Günümüzde insanoğlu adına en talihsiz tanımlama, yalnızlık üzerine olsa gerek. Yalnızlık denen olgunun yanlış yorumlanması, insanın da bu yanlış tanım üzerine hayatta pozisyon alması, hayata dair temel bir sorunun kendini göstermesine sebep olmuştur.
Kimsesiz olmakla, yalnız olmayı eş tutmakla başlar insanın yanlışı. İnsanoğlu kimsesiz olmaktan korkar. Bunu yalnızlık sayar ve hayatını bu yanlış kurgu üzerine sabitler. Koca bir ömrü yalnızlığıyla mücadele ederek geçirir. Oysaki bu çaba nafiledir. Eş dost, anne, baba, arkadaş... Kimisi mutluluğumuz, kimisi neşemiz, kimisi hüznümüzdür. Ama hiçbiri yalnızlığımızı almaz bizden. Aldığını sanırız ve asıl yanılgımız da o noktada başlar. Bizden aldıkları sadece kimsesizliğimizdir. Oysaki yalnızlık, insanın mukaddes tabiatıdır. Değişmez, değiştirilemez bir kaidedir. Bunun idrakine varıldığı noktada başlar insanın gerçek hikâyesi. Yani, insanın en güçlü halidir yalnızlık.

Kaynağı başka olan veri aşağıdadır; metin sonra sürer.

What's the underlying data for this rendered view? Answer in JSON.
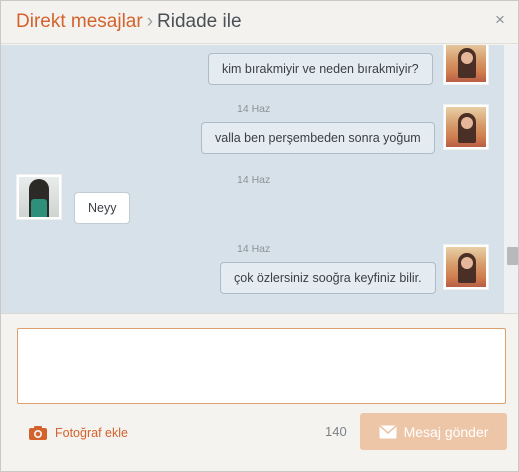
{
  "header": {
    "title_link": "Direkt mesajlar",
    "title_separator": "›",
    "title_user": "Ridade ile",
    "close_symbol": "×"
  },
  "messages": [
    {
      "sender": "me",
      "timestamp": "",
      "text": "kim bırakmiyir ve neden bırakmiyir?"
    },
    {
      "sender": "me",
      "timestamp": "14 Haz",
      "text": "valla ben perşembeden sonra yoğum"
    },
    {
      "sender": "other",
      "timestamp": "14 Haz",
      "text": "Neyy"
    },
    {
      "sender": "me",
      "timestamp": "14 Haz",
      "text": "çok özlersiniz sooğra keyfiniz bilir."
    }
  ],
  "composer": {
    "input_value": "",
    "photo_label": "Fotoğraf ekle",
    "char_count": "140",
    "send_label": "Mesaj gönder"
  },
  "icons": {
    "camera": "camera-icon",
    "envelope": "envelope-icon",
    "close": "close-icon"
  },
  "colors": {
    "accent": "#d4622c",
    "send_button_disabled": "#edc6a8",
    "messages_background": "#d7e1e9"
  }
}
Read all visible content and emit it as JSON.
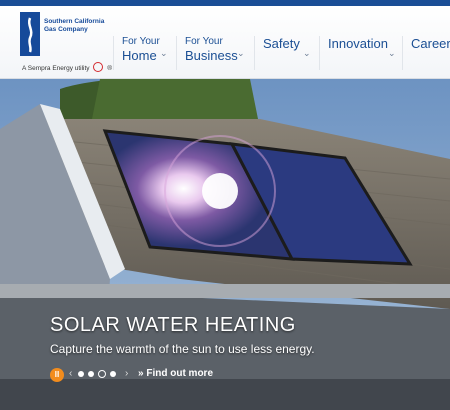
{
  "logo": {
    "company": "Southern California Gas Company",
    "tagline": "A Sempra Energy utility",
    "tagline_suffix": "®",
    "brand_color": "#164a9a",
    "sempra_color": "#d4282e"
  },
  "nav": {
    "items": [
      {
        "pre": "For Your",
        "label": "Home",
        "icon": "chevron-down-icon"
      },
      {
        "pre": "For Your",
        "label": "Business",
        "icon": "chevron-down-icon"
      },
      {
        "pre": "",
        "label": "Safety",
        "icon": "chevron-down-icon"
      },
      {
        "pre": "",
        "label": "Innovation",
        "icon": "chevron-down-icon"
      },
      {
        "pre": "",
        "label": "Careers",
        "icon": "chevron-down-icon"
      }
    ]
  },
  "hero": {
    "title": "SOLAR WATER HEATING",
    "subtitle": "Capture the warmth of the sun to use less energy.",
    "pause_label": "II",
    "cta_label": "» Find out more",
    "prev_icon": "‹",
    "next_icon": "›",
    "slides": 4,
    "active_slide": 3,
    "accent": "#f28c1d"
  }
}
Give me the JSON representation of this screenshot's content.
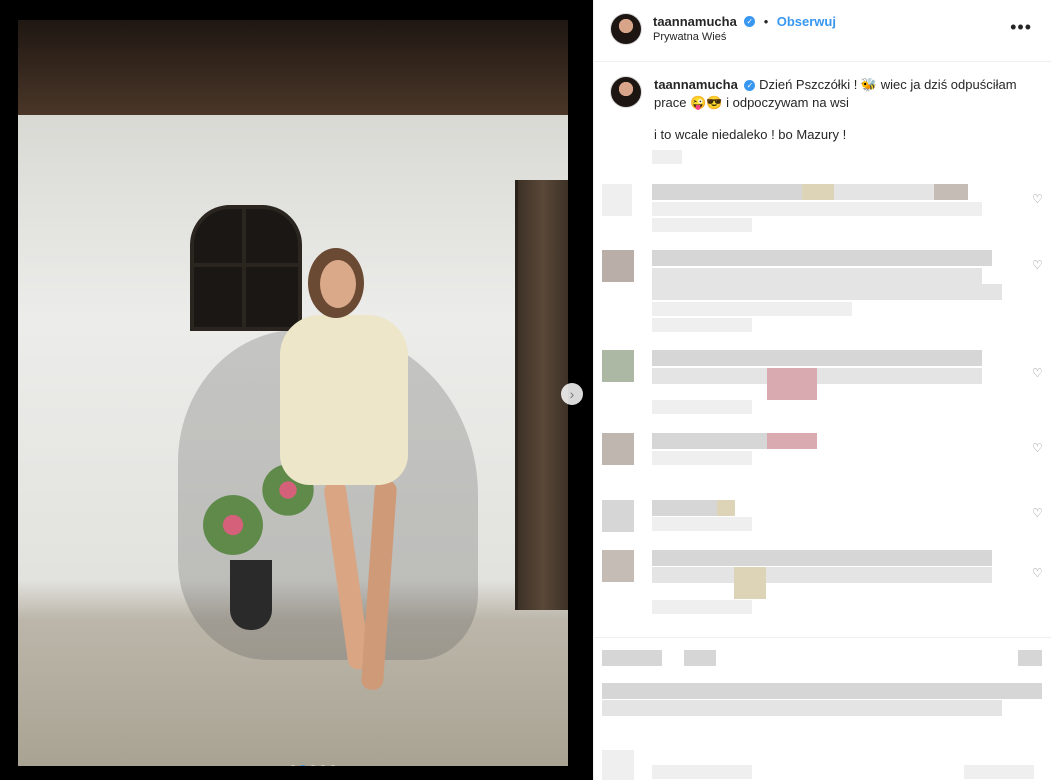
{
  "post": {
    "username": "taannamucha",
    "follow_label": "Obserwuj",
    "separator": "•",
    "location": "Prywatna Wieś",
    "more_label": "•••",
    "caption_line1": "Dzień Pszczółki ! 🐝 wiec ja dziś odpuściłam prace 😜😎 i odpoczywam na wsi",
    "caption_line2": "i to wcale niedaleko ! bo Mazury !",
    "verified_mark": "✓"
  },
  "carousel": {
    "next_label": "›",
    "dots": 5,
    "active_dot": 1
  },
  "colors": {
    "accent": "#3897f0",
    "text": "#262626",
    "border": "#efefef"
  }
}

İnsan yalnız doğar, yalnız yaşar, yalnız ölür. Bu üçlemenin birinci ve üçüncü safhalarının yorumlanmasında herkes hem fikirdir. Uzlaşılamayan, ikinci ve en önemli safhasıdır. Yani YAŞAMAK... Büyük aile, kalabalık bir çevre, yalnız olmadığımızın ispatıdır sanırız çoğu zaman. Yanılırız. Kimsemiz de olsa kimsesiz de olsak, insan yalnızdır. Kimi bunun ayrımını net ve doğru yapar, hayatına kendi ipiyle tutunur. Kimi algılayamaz bu gerçeği, bir başkasının kaleminden yazar kendi hikâyesini.
Kendimize filtresiz bakmayı bıraktığımız evre, insanoğlu için en tehlikeli sürecin de başlangıcıdır. İnsanın yalın halini görmemesi veya bunu görmek istememesi, kişiyi uçurumun kenarına iter. Asıl gücünün yani yalnızlığının idrakine varamayan insan, başkalarının gücüyle var olmaya çalışır. Bu durum bir süre sonra kişiyi başkalarına bağımlı hale getirir. İnsan kendini, kendisi olamama durumunun içinde bulur. İşte bu nedenle, yalın olma halini önemsemekte fayda olduğunu düşünüyorum.